Buying a Bike for its Parts

Late 1980’s Deore thumb shifter with optional friction mode.

Vintage bicycle parts are often hard to come by.  While I have decided not to participate in the current trend of dismantling and re-selling vintage bikes and parts on eBay, sometimes buying a bike for parts is the only way you can acquire what you are looking for.

1989 Bridgestone MB3 – with non-garish 80’s color scheme

So, almost by accident, I purchased a 1989 Bridgestone MB3 in order to harvest the parts I wanted: Deore friction/SIS thumb shifters, Deore derailleurs, and a very unusual lavender anodized Nitto dirt drop style stem and Nitto bar (see below).  I also noted that the bike’s wheelset looked pretty good – Deore hubs, laced with Wheelsmith spokes to a Ritchey Vantage rim.

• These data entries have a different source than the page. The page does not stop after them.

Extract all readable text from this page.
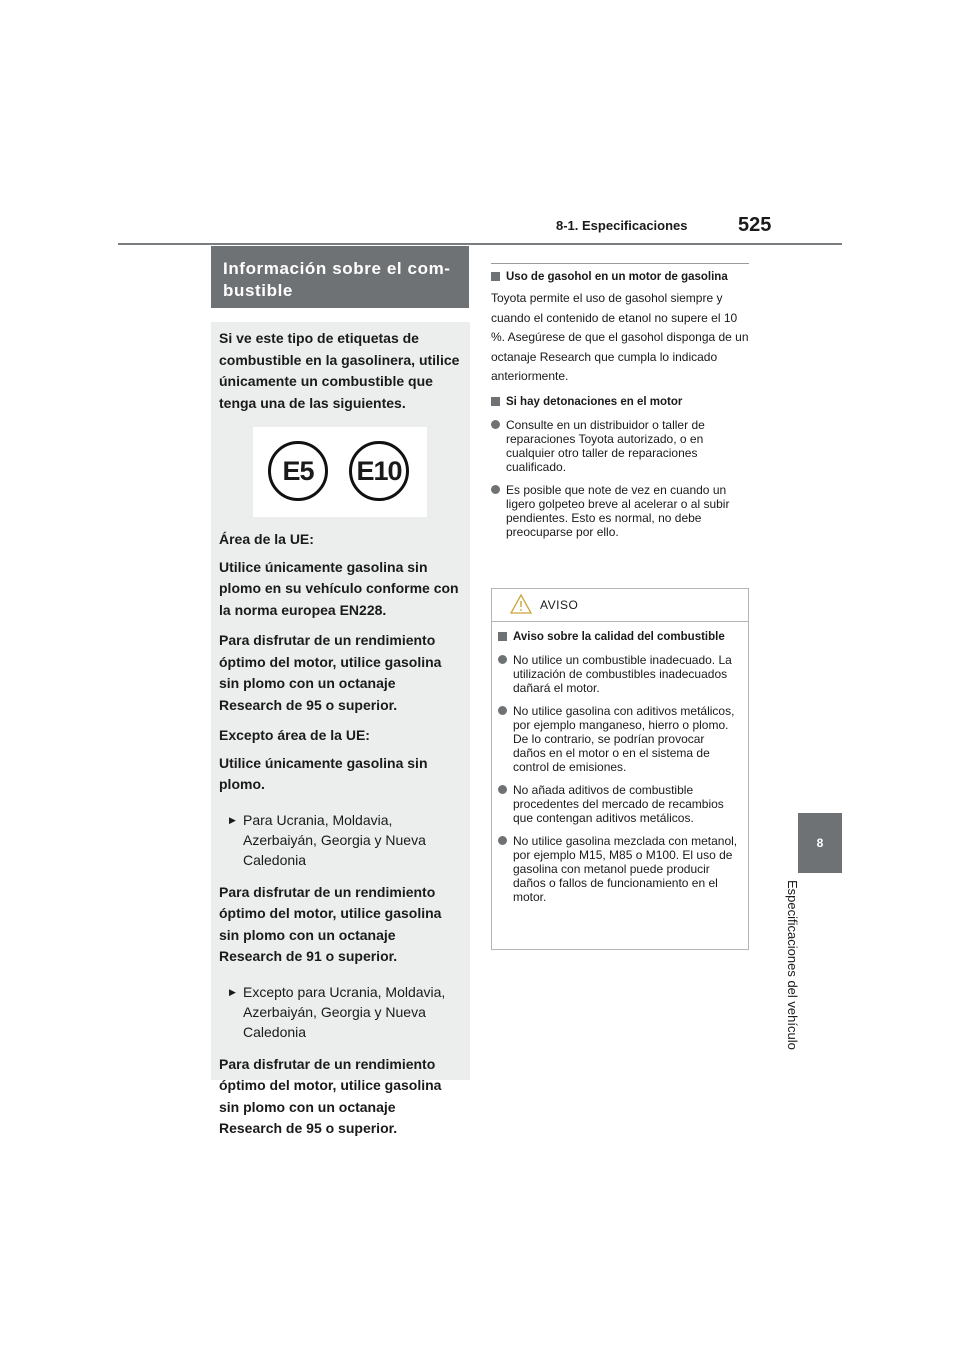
8-1. Especificaciones	525
8
Especificaciones del vehículo
Información sobre el com-bustible

Si ve este tipo de etiquetas de combustible en la gasolinera, utilice únicamente un combustible que tenga una de las siguientes.

E5	E10

Área de la UE:

Utilice únicamente gasolina sin plomo en su vehículo conforme con la norma europea EN228.

Para disfrutar de un rendimiento óptimo del motor, utilice gasolina sin plomo con un octanaje Research de 95 o superior.

Excepto área de la UE:

Utilice únicamente gasolina sin plomo.

▶ Para Ucrania, Moldavia, Azerbaiyán, Georgia y Nueva Caledonia

Para disfrutar de un rendimiento óptimo del motor, utilice gasolina sin plomo con un octanaje Research de 91 o superior.

▶ Excepto para Ucrania, Moldavia, Azerbaiyán, Georgia y Nueva Caledonia

Para disfrutar de un rendimiento óptimo del motor, utilice gasolina sin plomo con un octanaje Research de 95 o superior.

Uso de gasohol en un motor de gasolina

Toyota permite el uso de gasohol siempre y cuando el contenido de etanol no supere el 10 %. Asegúrese de que el gasohol disponga de un octanaje Research que cumpla lo indicado anteriormente.

Si hay detonaciones en el motor
Consulte en un distribuidor o taller de reparaciones Toyota autorizado, o en cualquier otro taller de reparaciones cualificado.
Es posible que note de vez en cuando un ligero golpeteo breve al acelerar o al subir pendientes. Esto es normal, no debe preocuparse por ello.
AVISO
Aviso sobre la calidad del combustible
No utilice un combustible inadecuado. La utilización de combustibles inadecuados dañará el motor.
No utilice gasolina con aditivos metálicos, por ejemplo manganeso, hierro o plomo. De lo contrario, se podrían provocar daños en el motor o en el sistema de control de emisiones.
No añada aditivos de combustible procedentes del mercado de recambios que contengan aditivos metálicos.
No utilice gasolina mezclada con metanol, por ejemplo M15, M85 o M100. El uso de gasolina con metanol puede producir daños o fallos de funcionamiento en el motor.
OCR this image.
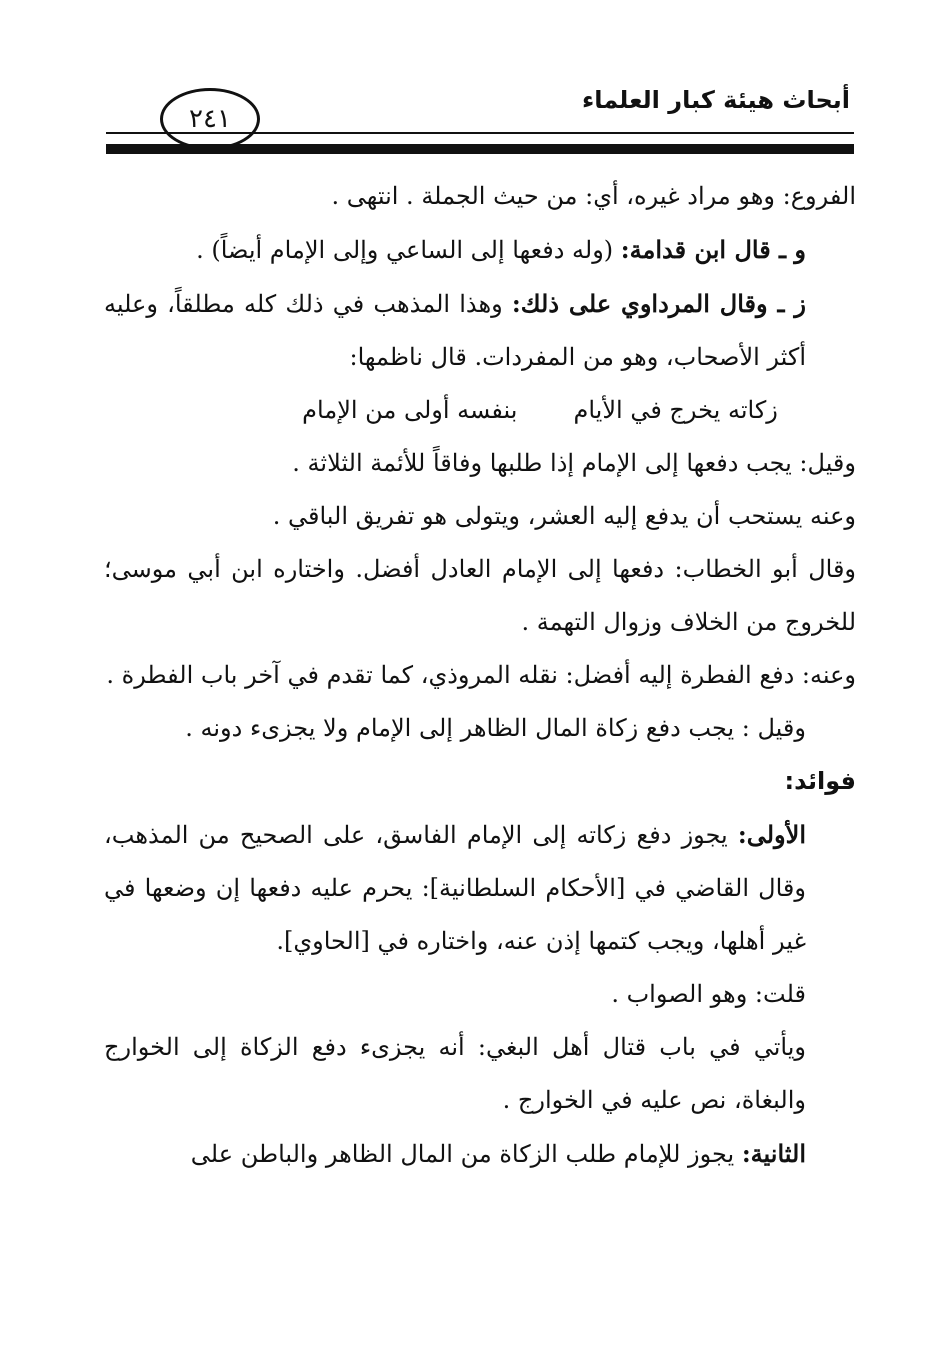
أبحاث هيئة كبار العلماء
٢٤١

الفروع: وهو مراد غيره، أي: من حيث الجملة . انتهى .

و ـ قال ابن قدامة: (وله دفعها إلى الساعي وإلى الإمام أيضاً) .

ز ـ وقال المرداوي على ذلك: وهذا المذهب في ذلك كله مطلقاً، وعليه أكثر الأصحاب، وهو من المفردات. قال ناظمها:

زكاته يخرج في الأيام
بنفسه أولى من الإمام

وقيل: يجب دفعها إلى الإمام إذا طلبها وفاقاً للأئمة الثلاثة .

وعنه يستحب أن يدفع إليه العشر، ويتولى هو تفريق الباقي .

وقال أبو الخطاب: دفعها إلى الإمام العادل أفضل. واختاره ابن أبي موسى؛ للخروج من الخلاف وزوال التهمة .

وعنه: دفع الفطرة إليه أفضل: نقله المروذي، كما تقدم في آخر باب الفطرة .

وقيل : يجب دفع زكاة المال الظاهر إلى الإمام ولا يجزىء دونه .

فوائد:

الأولى: يجوز دفع زكاته إلى الإمام الفاسق، على الصحيح من المذهب، وقال القاضي في [الأحكام السلطانية]: يحرم عليه دفعها إن وضعها في غير أهلها، ويجب كتمها إذن عنه، واختاره في [الحاوي].

قلت: وهو الصواب .

ويأتي في باب قتال أهل البغي: أنه يجزىء دفع الزكاة إلى الخوارج والبغاة، نص عليه في الخوارج .

الثانية: يجوز للإمام طلب الزكاة من المال الظاهر والباطن على
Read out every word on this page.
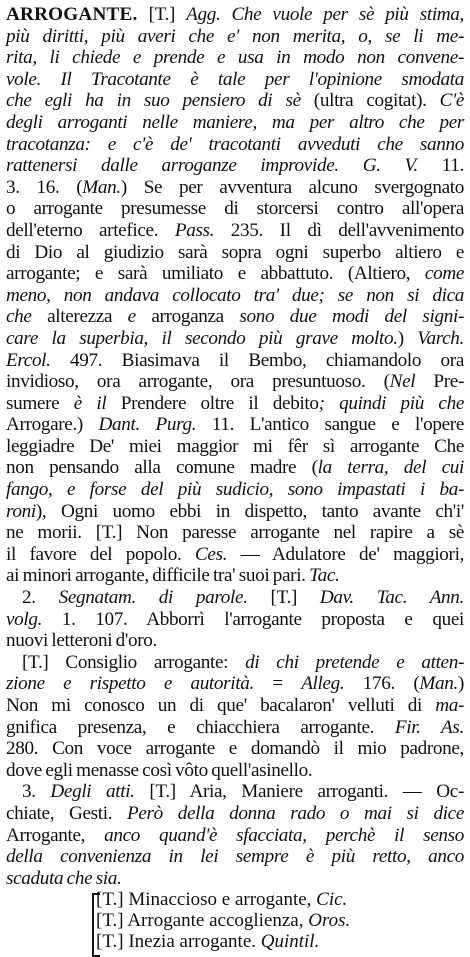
ARROGANTE. [T.] Agg. Che vuole per sè più stima,
più diritti, più averi che e' non merita, o, se li me-
rita, li chiede e prende e usa in modo non convene-
vole. Il Tracotante è tale per l'opinione smodata
che egli ha in suo pensiero di sè (ultra cogitat). C'è
degli arroganti nelle maniere, ma per altro che per
tracotanza: e c'è de' tracotanti avveduti che sanno
rattenersi dalle arroganze improvide. G. V. 11.
3. 16. (Man.) Se per avventura alcuno svergognato
o arrogante presumesse di storcersi contro all'opera
dell'eterno artefice. Pass. 235. Il dì dell'avvenimento
di Dio al giudizio sarà sopra ogni superbo altiero e
arrogante; e sarà umiliato e abbattuto. (Altiero, come
meno, non andava collocato tra' due; se non si dica
che alterezza e arroganza sono due modi del signi-
care la superbia, il secondo più grave molto.) Varch.
Ercol. 497. Biasimava il Bembo, chiamandolo ora
invidioso, ora arrogante, ora presuntuoso. (Nel Pre-
sumere è il Prendere oltre il debito; quindi più che
Arrogare.) Dant. Purg. 11. L'antico sangue e l'opere
leggiadre De' miei maggior mi fêr sì arrogante Che
non pensando alla comune madre (la terra, del cui
fango, e forse del più sudicio, sono impastati i ba-
roni), Ogni uomo ebbi in dispetto, tanto avante ch'i'
ne morii. [T.] Non paresse arrogante nel rapire a sè
il favore del popolo. Ces. — Adulatore de' maggiori,
ai minori arrogante, difficile tra' suoi pari. Tac.
2. Segnatam. di parole. [T.] Dav. Tac. Ann.
volg. 1. 107. Abborrì l'arrogante proposta e quei
nuovi letteroni d'oro.
[T.] Consiglio arrogante: di chi pretende e atten-
zione e rispetto e autorità. = Alleg. 176. (Man.)
Non mi conosco un di que' bacalaron' velluti di ma-
gnifica presenza, e chiacchiera arrogante. Fir. As.
280. Con voce arrogante e domandò il mio padrone,
dove egli menasse così vôto quell'asinello.
3. Degli atti. [T.] Aria, Maniere arroganti. — Oc-
chiate, Gesti. Però della donna rado o mai si dice
Arrogante, anco quand'è sfacciata, perchè il senso
della convenienza in lei sempre è più retto, anco
scaduta che sia.
[T.] Minaccioso e arrogante, Cic.
[T.] Arrogante accoglienza, Oros.
[T.] Inezia arrogante. Quintil.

When the bike arrived, I was a little taken aback by the quality of this frameset:  triple butted Ishiwata oversize tubes, and forged drop outs with eyelets.  These features, combined with the two bottle cage mounts and rear seat stay rack mounts, make for a versatile frame.  The secret is out that lugged steel mountain bike frames make great Portland winter commuters.  I think my 1987 Panasonic MC-7500 is feeling a little threatened right now.  I had planned on selling or donating the MB3 frame, but now I am not so sure.

The Shimano Deore groupset dates to 1989, except for the shifters which have a 1987 date code.  The Nitto bar is not original to the bike, and is in as new condition.  The Ritchey wheelset turned out to be a real bonus.  With a simple hub overhaul and minor truing, this wheelset is as nice as any 26″ example out there.

Nitto lavender anodized stem

Appaloosa color scheme

The parts I wanted have exceeded my expectations, with the lavender anodized Nitto stem being the absolute gem in the group.  It is shown pictured above as an idea for the stem on my new Rivendell Appaloosa.  The stem color picks up the brown/purple accent colors in the paint scheme, which is just what I hoped for.

10 thoughts on “Buying a Bike for its Parts

  1. Hi Nola, I read somewhere that Grant Peterson was the brains behind Bridgestone and why those bikes are of such high quality and so sought after. All the best, Daryl

  2. Hi, Nola-
    Seems only right that Grant spec’d parts should go on a Grant spec’d frameset. There’s a nice symmetry to it.

    • My thoughts exactly. And if Nola doesn’t build up the MB-3, she’ll have no trouble passing it on. The Bridgestone crowd is somewhat fanatical about their bikes… ask me how I know…

      Now when do we get to see the whole Appaloosa? 😉

  3. The lugged Bridgestones are Japanese built and very desirable. The Taiwanese build bikes are also nice but are TIG welded.

  4. It seems I am destined to keep this nice Bridgestone MB3 frame. It rivals many other nice Japanese built offerings from this era. My 1987 Panasonic MC-7500 winter bike is built with Tange Prestige double butted tubes, and features a wild 1980’s lime green and yellow color scheme. That bike is a delight to ride, but the frame has been through a lot, as compared to this Bridgestone, which has a more conservative color scheme, and a slightly lighter frame and fork.

    It was part of my plan to go back to Rivendell’s roots in searching out the parts for my Appaloosa build. Stay tuned for progress updates!

  5. Nice score, I had an 86 Miyata Trail Runner pass through my hands recently and I am on the look out for another Lugged steel MTB. They make bomb proof PNW commuters and I read somewhere that the early MTBs share alot with touring bikes which might explain the smooth ride. That stem will be awesome on your Rivendell.

  6. I think that lavender stem may started out as anodized black. I have a 1985 Miyata Ridge Runner with what I call aubergine bars and stem, but I’m told they _were_ black.

    • Don’t know about that. It’s lavender now and quite lovely. Anodizing is a process whereby an electrical current is used to transfer a dye to an aluminum component.